Revolutionizing Authentication with Oblivious Cryptography

Revolutionizing Authentication with Oblivious Cryptography – Dr Adam Everspaugh


Current schemes to protect user passwords like bcrypt, scrypt, and iterative hashing are insufficient to resist offline dictionary attacks when password databases are stolen. We present a modern cloud service, called Pythia, which protects passwords using a cryptographically keyed pseudorandom function (PRF). Unlike existing schemes like HMAC, Pythia permits key updates as a response to compromises.
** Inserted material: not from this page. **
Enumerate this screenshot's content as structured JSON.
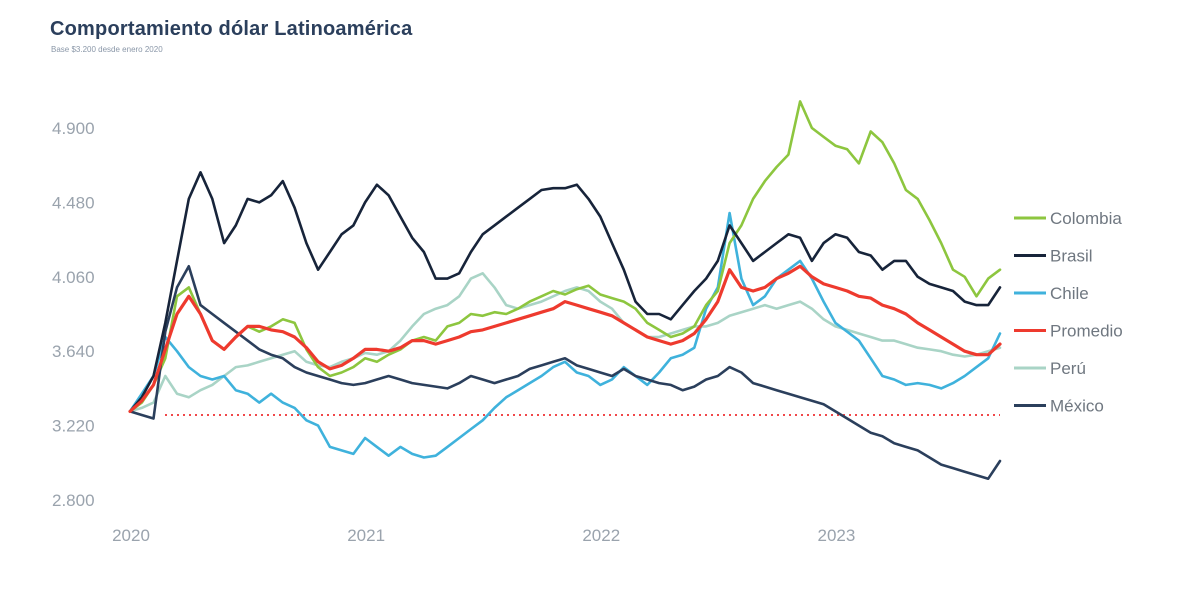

Key updates nullify stolen password digests, enable digests to be updated to the new key, and don’t require users to change their passwords. The keystone of is a new cryptographic construction called a partially-oblivious PRF that provides these new features.

Pythia was originally unveiled at Usenix Security 2015. In 2018, a production implementation of Pythia was created and open sourced via GitHub by Virgil Security. In addition to a presenting the Pythia construction, and demonstrating it’s unique security features and performance advantage over the state of the art, we will provide a live demonstration of Virgil Security’s Pythia client tool from installation through protecting and checking passwords.


Dr Adam Everspaugh is a principal engineer and cryptographer for Uptake Technologies, an industrial predictive analytics company in Chicago. He holds a PhD in computer science from the University of Wisconsin where he researched applied cryptography for internet-scale systems.